I couldn’t do it for us both not on home soil. I had spent over thirty years working out how to function in this society, it sounds awful to say, but I actually felt too old to go through it all again. I needed the support of familiarity – not people, or friends as they are thin on the ground, but where I recognised. I realised that was my reference point, my safety zone. I felt like a duck out of water and wanted to correct it as soon as possible. I don’t often live with my mistakes once I have acknowledged them.

(c) K Wicks (Photography taken in Spain)
This was written nearly two years ago, and most of this has found its way into my book covering this in further detail – Meeting in the Middle of Nowhere.
“It’s been nearly a year now since I learned of this and have been trying to understand Aphantasia, i now know it is in varying degrees across the board for the people who have it, partial for some, full for others. I try as best i can to understand what it is to not have visualisation, to not imagine at all and to not picture anything in ones head, its a concept i had not considered but now makes perfect sense.
For full Aphantasiacs, the difference from partial seems to be startling too ( i can only comment on full as that’s been my experience). There is no escape from the stark reality before you, what you see is all there is – without dreams and mental pictures to carry you away, what you see really is all there is. I have the ability to replay movies in my head, run through what i saw mentally, recall faces, remember looking at lists, posters, people, i can see it all in my mind. But trying to explain that to someone who doesn’t, well, i have been told it sounds like the most alien thing in the world.
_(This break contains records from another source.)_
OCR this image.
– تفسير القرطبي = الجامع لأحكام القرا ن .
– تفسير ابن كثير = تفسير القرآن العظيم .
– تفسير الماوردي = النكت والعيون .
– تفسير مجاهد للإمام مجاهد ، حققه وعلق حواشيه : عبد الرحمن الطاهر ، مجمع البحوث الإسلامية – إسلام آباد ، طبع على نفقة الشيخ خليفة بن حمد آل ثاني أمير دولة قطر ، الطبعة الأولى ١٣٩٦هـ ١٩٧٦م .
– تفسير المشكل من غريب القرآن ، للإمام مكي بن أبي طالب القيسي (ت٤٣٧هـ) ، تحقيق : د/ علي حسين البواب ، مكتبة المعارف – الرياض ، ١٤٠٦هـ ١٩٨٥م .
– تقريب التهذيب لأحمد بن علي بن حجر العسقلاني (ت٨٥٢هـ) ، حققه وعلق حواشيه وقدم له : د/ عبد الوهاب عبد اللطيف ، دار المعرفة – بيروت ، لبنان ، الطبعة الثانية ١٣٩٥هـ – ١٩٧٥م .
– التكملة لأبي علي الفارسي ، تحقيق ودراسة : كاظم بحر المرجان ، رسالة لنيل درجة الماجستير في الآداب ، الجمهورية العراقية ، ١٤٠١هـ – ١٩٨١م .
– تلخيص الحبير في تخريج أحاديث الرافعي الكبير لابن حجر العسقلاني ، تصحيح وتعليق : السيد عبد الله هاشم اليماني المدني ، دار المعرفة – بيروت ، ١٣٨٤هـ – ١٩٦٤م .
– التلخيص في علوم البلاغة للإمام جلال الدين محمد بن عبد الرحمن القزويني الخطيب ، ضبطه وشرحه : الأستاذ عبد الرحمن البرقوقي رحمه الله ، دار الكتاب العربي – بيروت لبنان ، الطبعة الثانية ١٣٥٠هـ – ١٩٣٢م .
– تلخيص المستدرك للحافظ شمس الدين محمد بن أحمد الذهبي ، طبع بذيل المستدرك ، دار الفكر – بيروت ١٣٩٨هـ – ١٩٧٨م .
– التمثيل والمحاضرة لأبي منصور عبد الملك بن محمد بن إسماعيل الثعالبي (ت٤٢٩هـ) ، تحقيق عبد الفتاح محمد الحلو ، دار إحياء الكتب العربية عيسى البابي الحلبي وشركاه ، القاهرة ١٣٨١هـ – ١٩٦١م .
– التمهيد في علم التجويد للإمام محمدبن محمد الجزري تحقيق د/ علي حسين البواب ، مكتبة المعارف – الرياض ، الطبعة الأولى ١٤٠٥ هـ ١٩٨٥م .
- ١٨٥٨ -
“You can play movies in your head?!” Yes. I can retrieve almost anything i have seen in my life, whether i remember it correctly is another matter, but i have something there. I can picture all of my family, past and present, i can imagine i’m looking in the fridge when i am trying to remember what i need to buy (when i forget my shopping list). I use it for so much, and also i realise, for escapism. Even just standing in line or waiting is assisted by my mind wandering, occupying itself with either something i want to do later, of something i might have watched the night before.
So, looking backwards and forwards is natural for me, spending possibly very little time in the present. Reviewing what was, and speculating on what might be. But not for one who doesn’t imagine – there is nothing to ‘look’ back on, and the future doesn’t exist. So living in the now takes on a whole new meaning, and seems that it can lead to immense impatience and frustration with the world and people. Mostly the people who seem to be ‘in a different world’. It’s because they actually are – which was quite a terrifying revelation to one who doesn’t ‘drift away’ in mind – while driving, cooking, walking, and everything else we do, most of us probably are mentally somewhere else. “So no-one is really in reality or sees the world as it is?” And that was the terrifying bit, the reality of that question.
I’m still learning on this and will keep at it”.